If the exposé had gone public, Nixon might have been defeated and spent the next 20 years in prison—instead of winning re-election with the third largest electoral landslide in U.S. history
By Michael Steven Smith
Numerous American presidents have illegally co-opted public agencies and their staffs to carry out personal and often nefarious activities on their behalf. None of them was ever punished for doing so. Except (so far) Richard Nixon.
Nixon got his comeuppance when he sent his plumbers into the Watergate complex to steal documents that linked him to illegal Greek campaign contributions before they could derail his political career.
After months of stunning revelations in the media led by Woodward and Bernstein, Nixon was exposed and forced to resign. But Woodward and Bernstein, with all their research on the subject, never discovered the real reason Nixon engineered the Watergate burglary.
That is just one of the fascinating hidden stories told for the first time in a new “thriller” biography, The Greek Connection: The Life of Elias Demetracopoulos and the Untold Story of Watergate, by James H. Barron.
Barron describes Demetracopoulos as “a journalist, information broker, lobbyist, trusted advisor, suspected foreign agent, impassioned democracy and free speech advocate—a man with friends and sources spanning the political spectrum.”
Demetracopoulos (who died in 2016 at age 87) was a teenage Greek freedom fighter who survived torture and a Nazi death sentence during WWII, then emigrated to America to live a colorful and sometimes dangerous life as an investigative reporter who hobnobbed with the Washington, D.C., power elite in the evening, then skewered them like Athenian shish kabob in the morning edition.
He encouraged government officials who were shocked and disgusted by the corruption of their powerful bosses to blow the whistle on their crimes, which otherwise would remain hidden. One might almost call him Julian Assange avant la lettre.
But the price he had to pay was being targeted for destruction by Richard Nixon, who used the State Department, IRS, and CIA to harass his friends, smear his character, fabricate false evidence against him, and undermine his financial stability.
Yet for all its breathless excitement, the book by attorney and investigative reporter James H. Barron, is exhaustively researched and beautifully written.
As a teenager Elias was involved in the anti-fascist resistance in Athens during World War II.
At age 12 he joined a clandestine group and helped gather intelligence, facilitate propaganda, organize escape networks for allied operatives and prisoners of war, and engage in small acts of sabotage.
Barron writes that “he was quick witted and had a fierce work ethic and his fluency in English was equal to most others in the group.”
Elias was arrested and sentenced to death by the German fascists for the sabotages he had performed and for having kept weapons and a secret radio transmitter in his home.
He was imprisoned before his scheduled execution. Barron writes, “It is impossible to describe how the Greek patriot suffered. For two weeks, morning, noon, and evening, Elias underwent the most inhumane torture of the inquisition.
Yet, he did not utter a sound, did not even open his mouth. He groaned and bit his tongue, to cut it off if necessary. But until the last day when he was bound and taken to an auditorium for trial and sentenced to death Demetricopolous bore all torture bravely.”

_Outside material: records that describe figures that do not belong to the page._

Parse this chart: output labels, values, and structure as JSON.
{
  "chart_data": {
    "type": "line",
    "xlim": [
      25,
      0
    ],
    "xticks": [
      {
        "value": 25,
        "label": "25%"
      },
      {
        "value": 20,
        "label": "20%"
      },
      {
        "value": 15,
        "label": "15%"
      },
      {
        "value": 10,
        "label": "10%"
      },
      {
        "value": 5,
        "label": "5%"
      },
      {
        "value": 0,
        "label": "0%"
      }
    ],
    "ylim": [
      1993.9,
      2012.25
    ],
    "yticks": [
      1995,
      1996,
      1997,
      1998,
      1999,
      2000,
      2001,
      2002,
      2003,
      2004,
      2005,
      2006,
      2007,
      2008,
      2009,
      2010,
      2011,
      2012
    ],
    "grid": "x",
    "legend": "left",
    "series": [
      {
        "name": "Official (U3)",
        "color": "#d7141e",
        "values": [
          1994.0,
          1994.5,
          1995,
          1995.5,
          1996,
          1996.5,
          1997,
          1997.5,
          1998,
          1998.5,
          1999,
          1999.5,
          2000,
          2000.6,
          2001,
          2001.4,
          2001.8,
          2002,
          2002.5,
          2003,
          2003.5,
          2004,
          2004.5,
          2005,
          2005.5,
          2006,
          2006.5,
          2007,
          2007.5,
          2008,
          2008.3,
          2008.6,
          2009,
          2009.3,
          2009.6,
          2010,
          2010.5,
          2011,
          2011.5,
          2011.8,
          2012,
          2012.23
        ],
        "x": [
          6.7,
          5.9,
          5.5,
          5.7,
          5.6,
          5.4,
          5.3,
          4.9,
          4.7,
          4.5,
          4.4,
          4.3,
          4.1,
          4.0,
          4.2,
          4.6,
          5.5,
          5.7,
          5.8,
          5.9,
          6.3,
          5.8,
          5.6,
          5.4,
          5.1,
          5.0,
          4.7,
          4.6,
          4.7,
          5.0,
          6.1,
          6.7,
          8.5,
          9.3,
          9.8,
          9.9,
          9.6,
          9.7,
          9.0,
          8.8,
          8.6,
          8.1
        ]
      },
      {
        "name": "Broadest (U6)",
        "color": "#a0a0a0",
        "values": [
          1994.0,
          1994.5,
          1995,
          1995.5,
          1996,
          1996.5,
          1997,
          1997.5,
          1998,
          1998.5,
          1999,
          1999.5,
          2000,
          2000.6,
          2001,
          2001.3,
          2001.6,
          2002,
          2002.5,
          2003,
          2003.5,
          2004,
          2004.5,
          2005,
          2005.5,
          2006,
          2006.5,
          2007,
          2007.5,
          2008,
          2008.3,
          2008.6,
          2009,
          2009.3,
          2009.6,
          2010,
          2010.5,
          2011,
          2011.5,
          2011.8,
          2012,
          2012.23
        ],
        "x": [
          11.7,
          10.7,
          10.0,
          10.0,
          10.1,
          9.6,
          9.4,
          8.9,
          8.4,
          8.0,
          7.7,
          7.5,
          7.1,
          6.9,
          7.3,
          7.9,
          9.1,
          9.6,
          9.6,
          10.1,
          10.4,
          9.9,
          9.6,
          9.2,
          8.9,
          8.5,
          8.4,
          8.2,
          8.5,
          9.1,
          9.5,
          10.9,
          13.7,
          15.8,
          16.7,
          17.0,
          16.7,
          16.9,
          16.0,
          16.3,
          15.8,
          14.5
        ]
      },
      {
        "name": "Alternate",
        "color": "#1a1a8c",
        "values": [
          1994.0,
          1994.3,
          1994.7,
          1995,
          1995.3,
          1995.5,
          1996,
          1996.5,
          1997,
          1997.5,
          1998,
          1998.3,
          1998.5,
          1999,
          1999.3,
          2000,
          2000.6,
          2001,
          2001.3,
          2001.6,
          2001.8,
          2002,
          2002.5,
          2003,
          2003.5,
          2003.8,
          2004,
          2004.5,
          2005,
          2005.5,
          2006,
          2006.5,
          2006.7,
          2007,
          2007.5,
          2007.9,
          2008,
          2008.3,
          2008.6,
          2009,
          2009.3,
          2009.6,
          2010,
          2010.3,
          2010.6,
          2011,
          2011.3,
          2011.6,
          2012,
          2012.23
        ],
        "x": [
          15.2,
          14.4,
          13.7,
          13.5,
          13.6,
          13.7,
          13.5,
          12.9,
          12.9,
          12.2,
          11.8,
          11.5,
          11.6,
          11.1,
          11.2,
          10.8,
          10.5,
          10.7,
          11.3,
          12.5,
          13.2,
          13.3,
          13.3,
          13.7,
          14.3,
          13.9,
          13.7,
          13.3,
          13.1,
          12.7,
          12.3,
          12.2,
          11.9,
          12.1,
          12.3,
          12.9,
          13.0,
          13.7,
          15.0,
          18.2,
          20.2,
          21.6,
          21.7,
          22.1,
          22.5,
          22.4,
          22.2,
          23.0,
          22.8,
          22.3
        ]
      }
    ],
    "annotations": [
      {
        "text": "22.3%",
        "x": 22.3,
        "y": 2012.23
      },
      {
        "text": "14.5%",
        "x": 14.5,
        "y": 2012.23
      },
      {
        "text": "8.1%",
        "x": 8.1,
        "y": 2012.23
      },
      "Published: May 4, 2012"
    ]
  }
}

To his torturer, a Greek collaborator with the Nazis, he said, “You can kill me, but you won’t get anything from me. One day you will pay for your crimes, traitor.” Then he spit in his face.
Because of the intervention of Archbishop Damaskinos, the spiritual leader of Athens and all of Greece, Elias’s life was spared as part of a Christmas goodwill package. He was but 15 years old.
He was transferred to an institution for the mentally ill and imprisoned there for nearly a year, finally being released in October 1944 when “the German occupiers, fearful of the advancing Red Army, withdrew from Athens and mainland Greece.”
After the war as a young man Elias wanted to be an investigative reporter, one who would be the first to uncover important stories. He got a job with Kathimerini, the conservative and most prestigious and influential newspaper in Greece. He was 21 years old. He became a top diplomatic reporter.
The fragile Greek democracy was overwhelmed by a military coup in 1967. The brutal junta was headed by Colonel Georgios Papadopoulos. Elias went into hiding for a month. He had no income and no job. The military saw the press as an extension of the government. The critical press then was, and is, in Donald Trump’s words, “an enemy of the people.“
Elias was a “zealous democrat who supported political freedom and human rights.” He believed there were four “essential elements of a functioning democracy: majority rule, with free and fair elections; respect for minority rights; independent judiciary; and a free press able to investigate and criticize the government. The new regime failed on all four accounts.”
Elias fled for his life seeking refuge in the U.S. Barron writes that he “thought the junta’s justification for intervention—allegedly to prevent an eminent communist takeover—deceitful, their overblown metaphor of Greek democracy as a sick patient needing medical intervention stupid, and their claim to be trustees of morality and Christianity fraudulent.”